Massa, who is Canada’s first hijab-wearing television news reporter, local anchor and national host, took part in a wide-ranging hour-long conversation with Prof. Nana aba Duncan, Carleton’s Carty Chair in Journalism, Diversity and Inclusion Studies. Master of Journalism student Haneen Al-Hassoun provided a note of thanks at the end of the event.

Two veteran journalists, Garvia Bailey and Hannah Sung joined the School as contract instructors and created a fourth-year course, Storytelling: Podcasting. Bailey and Sung, co-founders of Media Girlfriends, have students in their course listen critically to podcasts to understand how this format engages audiences on challenging topics.

Journalists-In-Residence partner with The Walrus on project to advance fact-checking education

On Oct. 7, Carleton journalism announced it’s new project to change the way fact-checking is taught to journalism students.

Allison Baker and Viviane Fairbank have joined Carleton University as the 2021/2022 Journalists-In-Residence at the Future of Journalism Initiative (FJI), a research hub housed in the School of Journalism and Communication.

Baker and Fairbank will lead The Truth in Journalism Project, which aims to create a free and accessible curriculum for fact-checking education, hosted digitally by Carleton University.
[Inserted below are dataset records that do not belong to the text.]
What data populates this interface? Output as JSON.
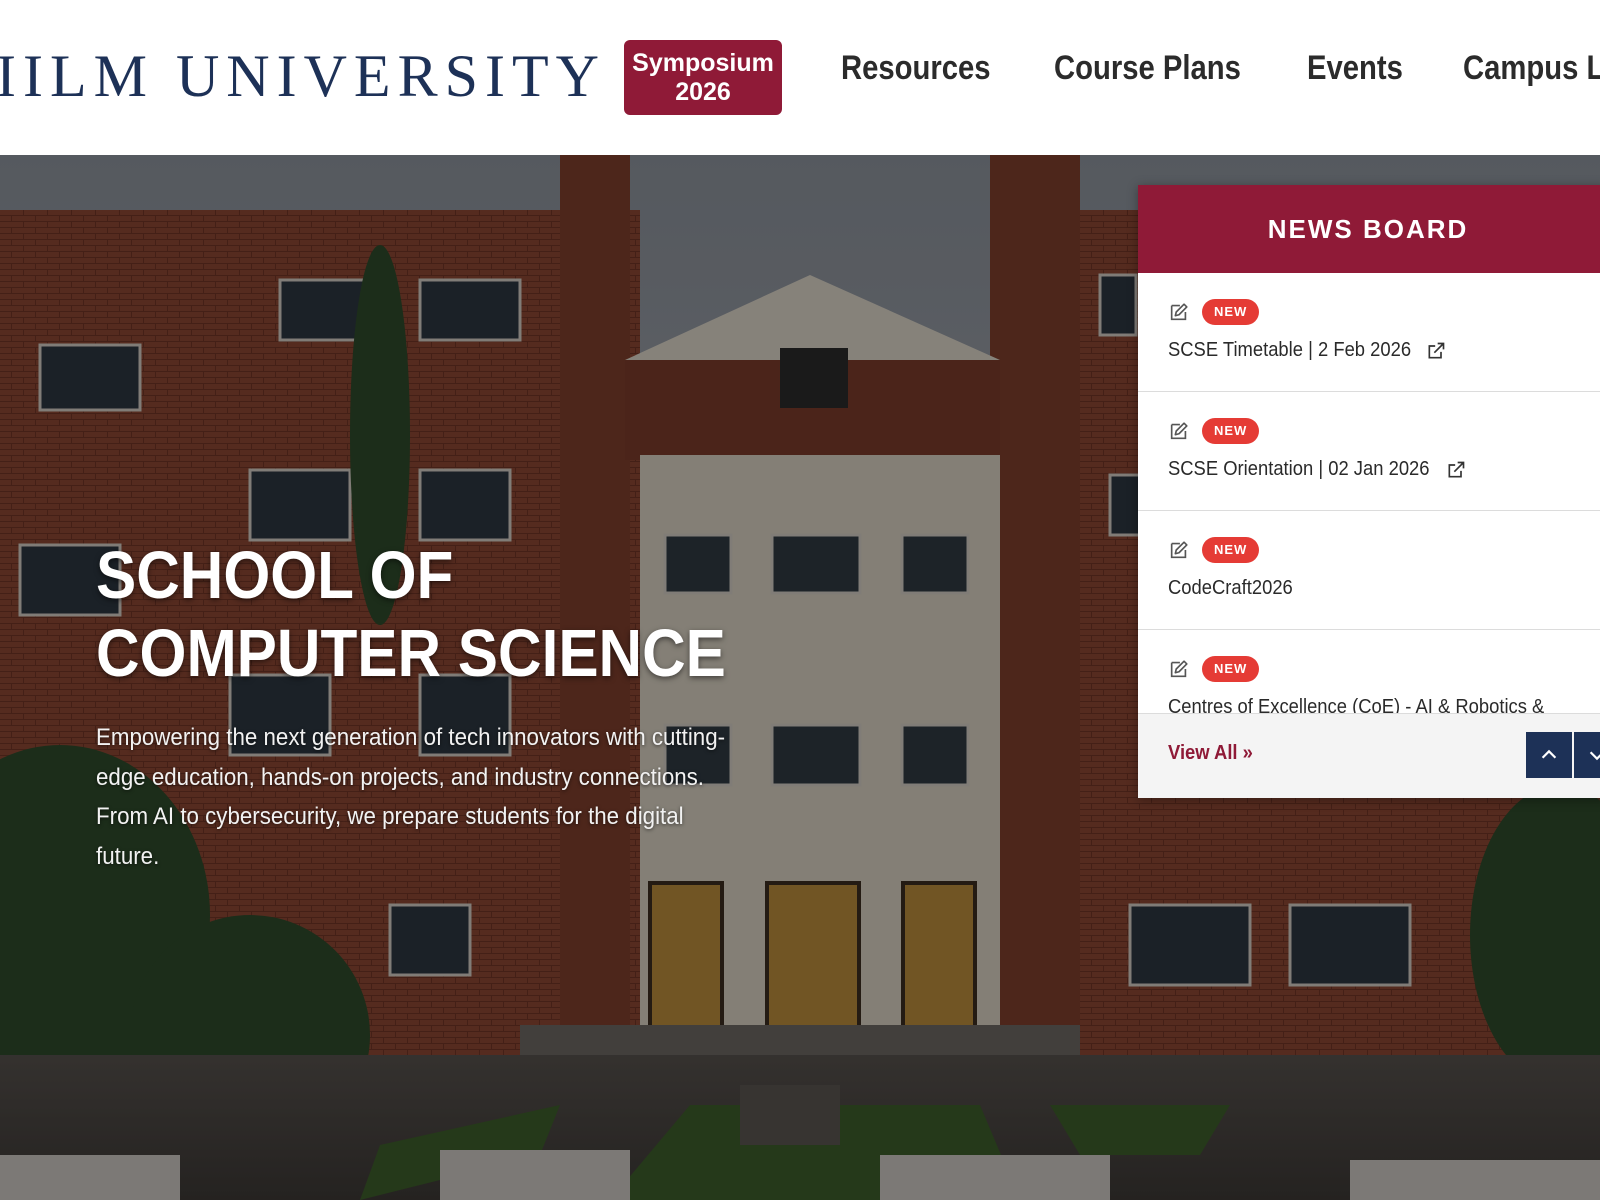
{
  "header": {
    "logo_text": "IILM UNIVERSITY",
    "symposium_line1": "Symposium",
    "symposium_line2": "2026",
    "nav": [
      "Resources",
      "Course Plans",
      "Events",
      "Campus L"
    ]
  },
  "hero": {
    "title_line1": "SCHOOL OF",
    "title_line2": "COMPUTER SCIENCE",
    "description": "Empowering the next generation of tech innovators with cutting-edge education, hands-on projects, and industry connections. From AI to cybersecurity, we prepare students for the digital future."
  },
  "news_board": {
    "title": "NEWS BOARD",
    "badge_label": "NEW",
    "items": [
      {
        "text": "SCSE Timetable | 2 Feb 2026"
      },
      {
        "text": "SCSE Orientation | 02 Jan 2026"
      },
      {
        "text": "CodeCraft2026"
      },
      {
        "text": "Centres of Excellence (CoE) - AI & Robotics &"
      }
    ],
    "view_all": "View All »"
  },
  "colors": {
    "brand_maroon": "#8f1a37",
    "brand_navy": "#1d3157",
    "badge_red": "#e53b35"
  }
}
Their work is funded by the Michener-L. Richard O’Hagan Fellowship for Journalism Education and will be done in partnership with FJI and The Walrus.
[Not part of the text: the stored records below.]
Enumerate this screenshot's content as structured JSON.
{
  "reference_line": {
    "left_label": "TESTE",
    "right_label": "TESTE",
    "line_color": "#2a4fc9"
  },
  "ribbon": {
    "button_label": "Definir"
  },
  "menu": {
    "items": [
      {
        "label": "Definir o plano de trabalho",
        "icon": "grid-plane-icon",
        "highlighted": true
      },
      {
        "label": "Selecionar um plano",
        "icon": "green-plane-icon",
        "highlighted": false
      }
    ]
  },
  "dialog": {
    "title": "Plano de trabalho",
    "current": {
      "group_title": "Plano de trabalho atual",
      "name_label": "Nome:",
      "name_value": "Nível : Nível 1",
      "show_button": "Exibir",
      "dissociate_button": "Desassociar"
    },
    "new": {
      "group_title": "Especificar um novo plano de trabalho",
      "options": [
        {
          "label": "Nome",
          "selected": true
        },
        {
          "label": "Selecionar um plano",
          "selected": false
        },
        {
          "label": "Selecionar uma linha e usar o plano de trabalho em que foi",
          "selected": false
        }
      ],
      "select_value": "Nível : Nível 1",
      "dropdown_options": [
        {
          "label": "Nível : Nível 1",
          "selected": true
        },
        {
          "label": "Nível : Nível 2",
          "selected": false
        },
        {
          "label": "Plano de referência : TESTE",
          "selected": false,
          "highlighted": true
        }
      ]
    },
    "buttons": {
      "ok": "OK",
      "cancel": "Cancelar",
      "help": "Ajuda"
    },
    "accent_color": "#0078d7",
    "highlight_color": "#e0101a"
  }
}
Baker and Fairbank have spent the past few years actively participating in conversations about fact-checking practices and ethics in the Canadian journalism industry. Baker is currently head of research at The Walrus, a position that Fairbank previously held from 2017 to 2019. And both have worked for several years as fact-checkers and educators, training the next generation of fact-checkers at postsecondary institutions and media organizations alike.